While the Internet provides a wealth of knowledge to netizens, the value of much online information is less than a hill of beans. The Harvard Medical School made that discovery in a new health study that tested online symptom checkers for medical conditions, used when people's bodies or minds are showing signs of illnesses or diseases. Although such health checkers can provide helpful information and a hope of diagnosis, the Harvard study revealed they are also frequently wrong.
The public is becoming more interested in self-diagnosis, resulting in more searchers via Internet symptom checkers. Ateev Mehrotra was the study's lead author.
He said that his research team wanted to learn if surfers were receiving good advice. The Harvard study was the world's first large-scale study that examined how accurate online diagnosis websites are.
The majority of the online symptom checkers were hosted by hospitals, med schools, insurance companies, and government agencies. Users first answered multiple choice questions and questionnaires to input their symptoms.
The software algorithm then listed possible diseases. Users of the health checkers could then suggest getting medical help or just resting at home.
Researchers tested the top 23 symptoms checker websites in countries such as the United States and the United Kingdom, according to the Daily Times Gazette. Then the Harvard team listed symptoms of 45 medical cases, of which 26 were common diagnoses and 19 were uncommon, according to Beacon Transcript.

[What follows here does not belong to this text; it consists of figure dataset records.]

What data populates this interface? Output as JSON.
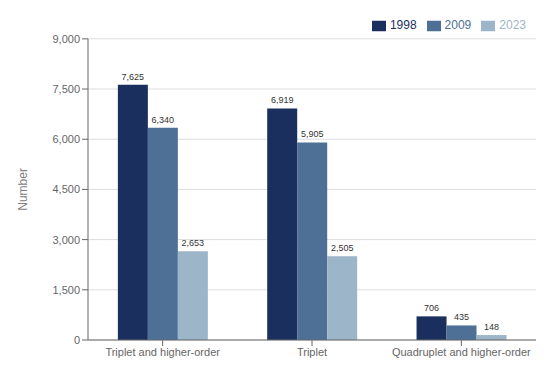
{
  "chart_data": {
    "type": "bar",
    "categories": [
      "Triplet and higher-order",
      "Triplet",
      "Quadruplet and higher-order"
    ],
    "series": [
      {
        "name": "1998",
        "color": "#1b2f5e",
        "values": [
          7625,
          6919,
          706
        ],
        "value_labels": [
          "7,625",
          "6,919",
          "706"
        ]
      },
      {
        "name": "2009",
        "color": "#4e7096",
        "values": [
          6340,
          5905,
          435
        ],
        "value_labels": [
          "6,340",
          "5,905",
          "435"
        ]
      },
      {
        "name": "2023",
        "color": "#9db5c8",
        "values": [
          2653,
          2505,
          148
        ],
        "value_labels": [
          "2,653",
          "2,505",
          "148"
        ]
      }
    ],
    "ylabel": "Number",
    "ylim": [
      0,
      9000
    ],
    "yticks": [
      0,
      {
        "value": 1500,
        "label": "1,500"
      },
      {
        "value": 3000,
        "label": "3,000"
      },
      {
        "value": 4500,
        "label": "4,500"
      },
      {
        "value": 6000,
        "label": "6,000"
      },
      {
        "value": 7500,
        "label": "7,500"
      },
      {
        "value": 9000,
        "label": "9,000"
      }
    ],
    "grid": true,
    "legend": "upper right",
    "data_labels": true
  }
}
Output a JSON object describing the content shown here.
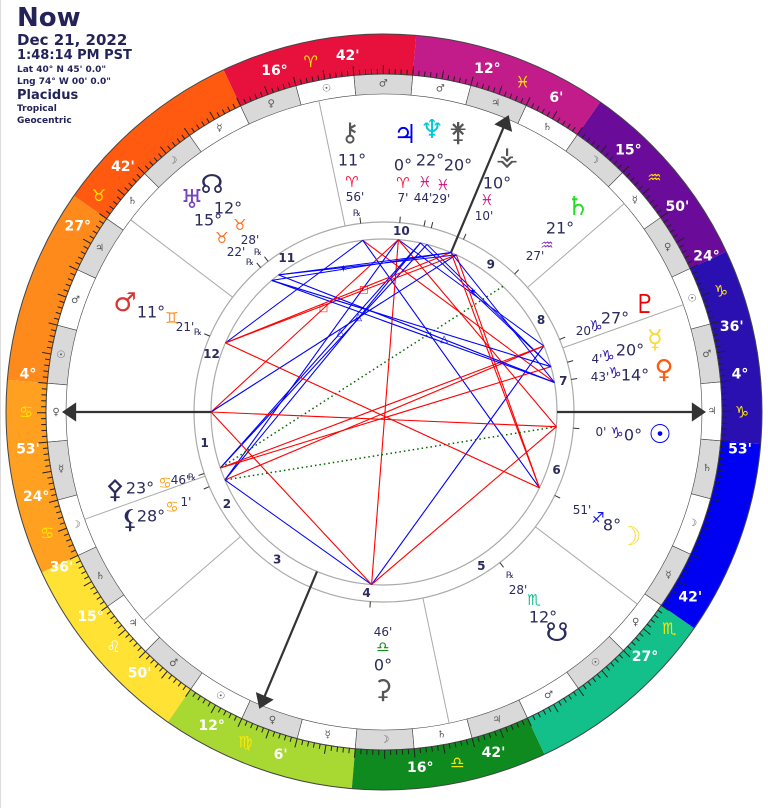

Data revealed that there is just a one-in-three likelihood that the web tool is correct in its first try. However, success rates improved with time. They spiked to 51 percent when the right diagnoses were in the top three attempts, and rose to 58 percent within 20 tries.
The co-authors shared that symptom-checking sites often provide a hope of diagnosis. However, the web-based tools are often incorrect and too cautious.
Mehrotra recommends use of the online symptom checkers. However, they should be used to collect information about people's health conditions, but not as the "final word."